Agentic Company Discovery
An in-house pipeline that bootstraps a client-ready sample of companies for a given sector, using LLM labellers and SetFit classifiers on top of glass.ai's web-scraped data.
Background
Every client engagement started the same way: data scientists spent time on subject-specific research and hand-labelling to stand up a preliminary set of companies the client could react to. That first sample was the thing that unlocked useful feedback - “companies doing X” only became concrete once the client could point at examples and say yes, no, or not quite - and the manual effort to produce it was the main bottleneck on how quickly a project could iterate.
The goal was a system that could bootstrap that initial sample automatically. ChatGPT had just launched, and that was the piece that made the whole thing viable - glass.ai already had mature web-scraping infrastructure and a large base of structured company data, and methods like SetFit had made it practical to train targeted classifiers from very little labelled data. What had been missing was a cheap, general-purpose labeller.

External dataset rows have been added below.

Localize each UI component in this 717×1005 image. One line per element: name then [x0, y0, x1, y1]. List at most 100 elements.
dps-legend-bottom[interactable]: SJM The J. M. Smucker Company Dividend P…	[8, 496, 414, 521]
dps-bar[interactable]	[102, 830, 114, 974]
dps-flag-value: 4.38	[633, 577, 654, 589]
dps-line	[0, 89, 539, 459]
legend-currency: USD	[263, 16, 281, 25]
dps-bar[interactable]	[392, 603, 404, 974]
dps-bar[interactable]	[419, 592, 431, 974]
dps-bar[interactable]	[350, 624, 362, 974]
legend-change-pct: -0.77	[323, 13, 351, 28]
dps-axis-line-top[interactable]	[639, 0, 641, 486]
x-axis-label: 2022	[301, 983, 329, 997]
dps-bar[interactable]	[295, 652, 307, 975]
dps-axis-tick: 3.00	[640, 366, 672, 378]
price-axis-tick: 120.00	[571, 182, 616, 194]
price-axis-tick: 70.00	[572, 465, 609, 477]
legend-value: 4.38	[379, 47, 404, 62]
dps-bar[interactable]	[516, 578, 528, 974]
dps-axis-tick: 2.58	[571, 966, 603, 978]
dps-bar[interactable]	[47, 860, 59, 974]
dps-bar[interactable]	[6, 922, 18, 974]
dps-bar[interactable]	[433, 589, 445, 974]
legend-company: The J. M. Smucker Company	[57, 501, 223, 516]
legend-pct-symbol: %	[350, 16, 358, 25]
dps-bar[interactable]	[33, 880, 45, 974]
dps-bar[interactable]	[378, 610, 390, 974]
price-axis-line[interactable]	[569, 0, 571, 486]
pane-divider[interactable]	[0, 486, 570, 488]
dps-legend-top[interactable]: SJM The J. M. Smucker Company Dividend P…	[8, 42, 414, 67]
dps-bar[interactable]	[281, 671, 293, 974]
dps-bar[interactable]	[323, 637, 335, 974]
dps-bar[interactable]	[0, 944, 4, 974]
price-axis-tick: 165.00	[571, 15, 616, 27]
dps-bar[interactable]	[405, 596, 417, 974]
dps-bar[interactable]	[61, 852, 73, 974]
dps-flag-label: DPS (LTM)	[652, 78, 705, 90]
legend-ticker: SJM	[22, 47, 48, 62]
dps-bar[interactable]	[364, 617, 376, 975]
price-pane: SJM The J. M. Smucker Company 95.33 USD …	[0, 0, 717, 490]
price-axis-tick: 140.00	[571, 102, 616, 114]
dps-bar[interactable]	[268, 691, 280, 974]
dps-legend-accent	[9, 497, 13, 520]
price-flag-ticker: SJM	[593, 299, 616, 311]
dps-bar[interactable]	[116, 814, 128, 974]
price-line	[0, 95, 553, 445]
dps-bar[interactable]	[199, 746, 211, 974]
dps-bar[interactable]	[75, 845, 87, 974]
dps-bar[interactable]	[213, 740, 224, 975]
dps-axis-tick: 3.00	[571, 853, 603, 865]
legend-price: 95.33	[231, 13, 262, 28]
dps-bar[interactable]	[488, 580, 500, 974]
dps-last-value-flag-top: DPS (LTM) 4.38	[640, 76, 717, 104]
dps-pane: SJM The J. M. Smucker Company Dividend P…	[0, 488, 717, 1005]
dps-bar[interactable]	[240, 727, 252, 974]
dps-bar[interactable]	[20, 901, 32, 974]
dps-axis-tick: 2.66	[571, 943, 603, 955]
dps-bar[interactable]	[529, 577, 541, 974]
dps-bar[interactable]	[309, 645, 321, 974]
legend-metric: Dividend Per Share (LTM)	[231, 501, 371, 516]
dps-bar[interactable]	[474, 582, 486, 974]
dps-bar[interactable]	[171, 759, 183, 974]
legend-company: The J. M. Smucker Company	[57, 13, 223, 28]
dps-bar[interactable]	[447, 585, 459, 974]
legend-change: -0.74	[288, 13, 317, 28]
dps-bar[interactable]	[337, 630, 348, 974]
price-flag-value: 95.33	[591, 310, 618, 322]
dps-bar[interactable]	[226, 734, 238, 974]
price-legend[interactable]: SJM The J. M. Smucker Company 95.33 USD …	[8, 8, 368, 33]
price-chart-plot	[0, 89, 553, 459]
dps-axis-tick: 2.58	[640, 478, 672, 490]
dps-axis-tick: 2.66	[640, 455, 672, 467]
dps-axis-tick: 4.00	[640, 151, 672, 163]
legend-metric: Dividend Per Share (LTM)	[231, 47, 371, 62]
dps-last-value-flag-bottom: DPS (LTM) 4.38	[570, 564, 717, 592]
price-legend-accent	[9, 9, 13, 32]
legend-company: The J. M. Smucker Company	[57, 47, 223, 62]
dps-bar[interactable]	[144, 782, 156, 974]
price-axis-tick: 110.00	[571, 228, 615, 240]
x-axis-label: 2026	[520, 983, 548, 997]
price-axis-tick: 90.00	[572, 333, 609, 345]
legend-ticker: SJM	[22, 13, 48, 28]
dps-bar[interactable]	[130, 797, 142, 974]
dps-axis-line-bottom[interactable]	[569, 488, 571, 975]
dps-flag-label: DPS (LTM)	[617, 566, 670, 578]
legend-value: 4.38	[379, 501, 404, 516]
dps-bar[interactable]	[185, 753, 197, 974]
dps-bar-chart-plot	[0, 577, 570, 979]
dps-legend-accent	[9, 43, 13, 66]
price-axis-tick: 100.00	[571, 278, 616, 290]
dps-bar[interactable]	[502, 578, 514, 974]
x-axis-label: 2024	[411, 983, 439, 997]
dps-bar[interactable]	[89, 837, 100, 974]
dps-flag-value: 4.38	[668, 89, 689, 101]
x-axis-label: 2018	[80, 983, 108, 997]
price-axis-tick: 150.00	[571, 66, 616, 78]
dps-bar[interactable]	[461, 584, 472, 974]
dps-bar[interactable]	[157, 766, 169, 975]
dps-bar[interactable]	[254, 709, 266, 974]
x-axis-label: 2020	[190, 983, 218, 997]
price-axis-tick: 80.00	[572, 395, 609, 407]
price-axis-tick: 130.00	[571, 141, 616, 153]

Combining LLMs in that role with small classifiers on top of the existing crawl infrastructure was suddenly a credible way to automate the step that had been eating the most analyst time.
Approach
I led the design of a pipeline that turned a rough sector label into a bootstrapped, client-ready sample in a single automated pass:
- Prompt generation agents expand a bare sector label (e.g. “maritime”) into classification prompts broad enough to sweep up the obvious core plus adjacent edges - so the client had room to push back on what was in, what was out, and what additional constraints mattered (location, company size, leadership, and so on). Built with DSPy.
- Subsector and keyword expansion from the sector label - “maritime” fanning out into subsectors like maritime logistics, shipping, ports and terminal operations, and keywords like shipbuilding or offshore renewables. These were run as queries across the web-scraped corpus and internal company data to assemble a broad longlist of candidate companies.
- Dataset construction agents drew a diverse sample from the longlist and had an LLM label it against the generated prompt, iterating until the training set was large enough to fit a classifier.
- SetFit classifiers trained over multiple folds of the labelled set and then run across the full longlist, using agreement across folds as a per-candidate confidence score that flagged genuine classifier uncertainty.
- Sample clustering over the produced set to strip out obvious noise before it reached the client, and to surface a diverse subsample covering the different sub-areas - giving the client something representative to react to, and us a structured signal to refine from.
The system ran in-house. A first deliverable sample that would previously take a data scientist a few days of focused labelling could be produced by the pipeline in a couple of hours - enough of a starting block to get the client feedback loop going, with the shape of the sector determining how much refinement was still needed on top.